Cursed Luck
Adam was thrown violently out of fitful sleep by the ungodly noise. It was several minutes before the sound congealed into a song blaring from a radio. It was several more before he, groping on the floor, found the clock radio under the corner of the bed where, flailing with consciousness, he had knocked it. It would be a bad day.
He always awoke in advance of the alarm. Fifteen minutes of NPR and off on his morning run. Four miles in thirty-two minutes. Thirty-four if the aching in his left knee came back. Then a shower. Leave at precisely seven, crossing East Avenue at 7:10 home by 7:32. His feet knew the route, its rhythm. He didn’t have to think, the lights knew his pattern, and he, theirs.
He dressed and stepped out onto his small porch, the one that threatened to flee the house. Lacing up his running shoes, he stepped down, feeling a twinge in his left ankle as his foot hit the concrete walkway, heaved up by the ever-expanding roots of the old willow. It was clearly going to be a bad day. He took the next step and felt and heard the snap at the same moment. Without looking at his foot, he knew his ankle was broken. He condemned the gods, and particularly those who were carpenters.
His ankle throbbed. It had been three hours since he arrived in the ER. He looked anything to read other than “Prostate Health and Self-Examination.” The TV in the corner came alive: “Four dead in freak accident in the city. In a freak accident this morning, four city residents were killed when a bus driver suffered a fatal heart attack. Three of the dead were standing on the corner when struck by the bus. One of the deceased, Jim Flack regularly ran along that street and could run that route “in his sleep,” a friend said to the reporter.

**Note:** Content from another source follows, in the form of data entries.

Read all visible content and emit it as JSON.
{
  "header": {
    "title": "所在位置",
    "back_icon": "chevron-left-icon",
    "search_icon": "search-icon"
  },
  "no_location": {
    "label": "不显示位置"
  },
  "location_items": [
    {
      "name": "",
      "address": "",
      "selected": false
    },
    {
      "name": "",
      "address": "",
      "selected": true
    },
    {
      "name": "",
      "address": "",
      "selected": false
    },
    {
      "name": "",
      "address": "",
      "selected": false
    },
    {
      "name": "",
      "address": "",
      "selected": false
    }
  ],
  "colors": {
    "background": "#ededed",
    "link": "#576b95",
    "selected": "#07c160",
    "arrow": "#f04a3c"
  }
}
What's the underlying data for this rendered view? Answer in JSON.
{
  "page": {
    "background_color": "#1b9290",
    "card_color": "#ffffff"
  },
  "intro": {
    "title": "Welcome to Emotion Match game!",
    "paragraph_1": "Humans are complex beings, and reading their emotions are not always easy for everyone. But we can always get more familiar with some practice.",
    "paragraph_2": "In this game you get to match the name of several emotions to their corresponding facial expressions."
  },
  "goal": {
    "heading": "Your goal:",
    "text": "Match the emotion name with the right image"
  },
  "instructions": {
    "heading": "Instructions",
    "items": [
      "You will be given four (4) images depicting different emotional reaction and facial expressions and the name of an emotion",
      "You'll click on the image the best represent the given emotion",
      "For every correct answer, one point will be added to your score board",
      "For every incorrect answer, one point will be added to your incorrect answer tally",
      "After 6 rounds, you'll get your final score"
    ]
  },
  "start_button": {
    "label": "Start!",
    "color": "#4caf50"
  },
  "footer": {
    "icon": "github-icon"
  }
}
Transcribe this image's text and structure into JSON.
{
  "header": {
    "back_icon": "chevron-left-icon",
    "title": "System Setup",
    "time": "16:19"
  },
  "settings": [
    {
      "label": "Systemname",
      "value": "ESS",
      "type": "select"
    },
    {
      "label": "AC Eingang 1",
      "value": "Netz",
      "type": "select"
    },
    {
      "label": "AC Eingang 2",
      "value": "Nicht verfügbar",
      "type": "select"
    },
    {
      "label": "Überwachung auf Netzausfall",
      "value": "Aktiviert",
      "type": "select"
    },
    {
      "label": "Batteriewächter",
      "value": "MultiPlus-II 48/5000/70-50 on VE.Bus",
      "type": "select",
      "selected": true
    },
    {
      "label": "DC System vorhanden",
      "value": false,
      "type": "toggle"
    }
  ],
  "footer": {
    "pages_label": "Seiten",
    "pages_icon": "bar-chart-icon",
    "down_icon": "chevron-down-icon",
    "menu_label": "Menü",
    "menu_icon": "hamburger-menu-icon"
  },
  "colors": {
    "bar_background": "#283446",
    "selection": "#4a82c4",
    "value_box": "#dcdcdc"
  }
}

Jim was an acquaintance, who occasionally asked Adam to run with him when the met on the street, but Jim’s usually started later than Adam. He saw Jim yesterday as Jim was finishing and Adam setting out and suggested Jim join him for his earlier run, “things are quieter and safer.” This day was beyond disaster. He missed his run, he broke his ankle. An almost friend was dead. If he had been on time . . . If he convinced Jim to join him. A large man, the name “Vinnie, Transportation Services” embroidered over his shirt pocket, tapped Adam on the shoulder and helped him into the wheelchair. He wheeled Adam into a little room with a single chair and examining table, smiled and left. In the waiting room, the newscaster said, “in traffic news, the accident at 7:10 this morning that shut down East Avenue has been cleared, the Avenue reopened by the police.
In the treatment room, Adam cursed his parents, carpenters, doctors, his ankle and the maker of his alarm clock.